My grandad was a railway man. I loved the stories of his time on the railways and consequently I ended up with lots of toy train sets when I was a kid. One of these was called The Big Big Train.

2. Do you find it important to be classified as a progband and /or do you see yourself as a progband? Or you couldnt care less about classification genre long as people recognize/like your music?!

We are not prog-deniers, and from the Gathering Speed album onwards we've released music which is recognisably within the prog genre. We have plenty of non-prog influences which helps to ensure that we have an original sound and gives our music crossover appeal but I don't have any problems in us being considered as a prog band and I think being labelled as such has helped us to reach out to an audience that likes our style of music.

3. Do you find cover art important? Please elaborate

We are seeking to create a strong link between the visuals that we use on our albums and our music. We work closely with an artist called Jim Trainer who is involved with the recordings at an early stage so that the artwork closely relates to the music and words. I think this approach has improved our CD sales as we are offering good music which is beautifully illustrated. Downloads just aren't the same.

4. Which comes first in your process of composing/creating music, the lyrics or the music?

That really depends on the individual song. I was on a train journey the other day and a whole set of lyrics came to me in a few moments - I just scribbled them down. Other times, the music leads the way. Quite often, the first thing I think of is a song title and that encourages me to write the music and words.

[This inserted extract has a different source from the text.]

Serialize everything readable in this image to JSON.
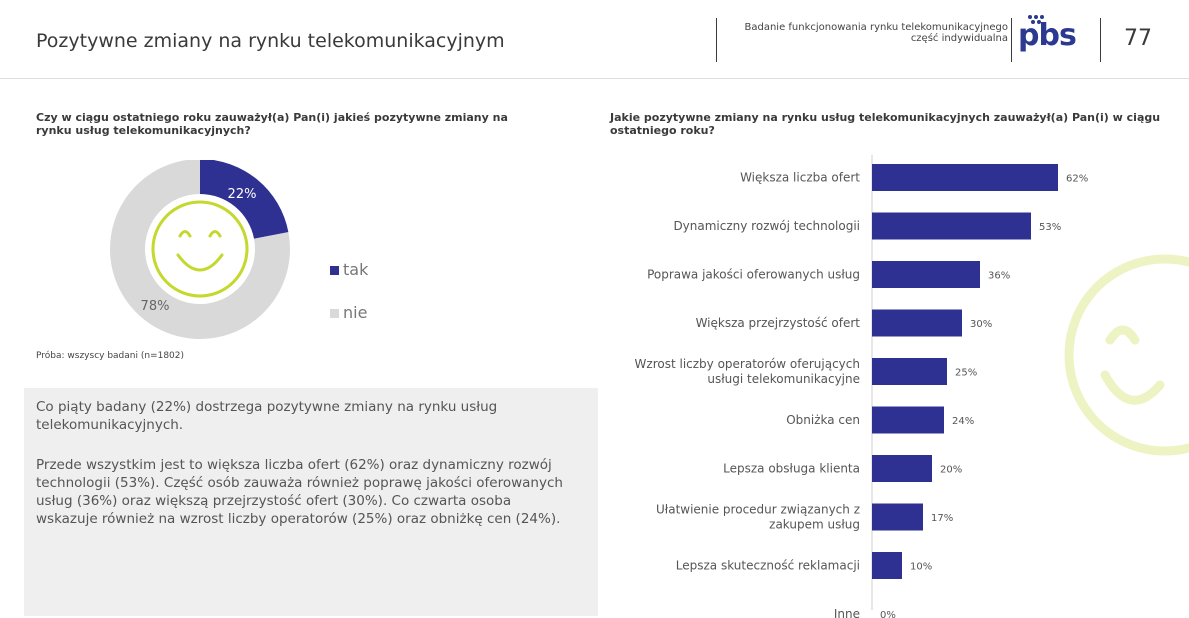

And secondly please tell about the writing process from scratch to demo and the final state the recording/studio sessions!?image001

We have our own studio and work in a very organic way. We'll start with a very basic demo and then build up the arrangements. When the song reaches an advanced enough stage we go into Rob Aubrey's studio to record the drum parts. Then we bring them back to our studio to finish them off. Quite often, parts of the original demo end up on the final recording. If they sound good, then they can make it all the way through the recording process onto the album.

5. Which bands/artists/genre would you name as your inspirational source? Please elaborate and individual perspectives would be great.

We have a wide range of influences. Genesis, King Crimson and PFM are probably the most important ones and, more recently, a Danish band, Mew, and an Icelandic band called Sigur Ros have become very influential on the band's music. Alongside those more progressive influences, we also draw inspiration from Elbow, XTC, Prefab Sprout and English folk music. All of these influences, and others, go into our writing melting-pot and makes our music sound distinctive. Discovering the music of Sigur Ros and Mew was very important to me. They come at prog from a different direction altogether and have helped us to develop a new style of writing.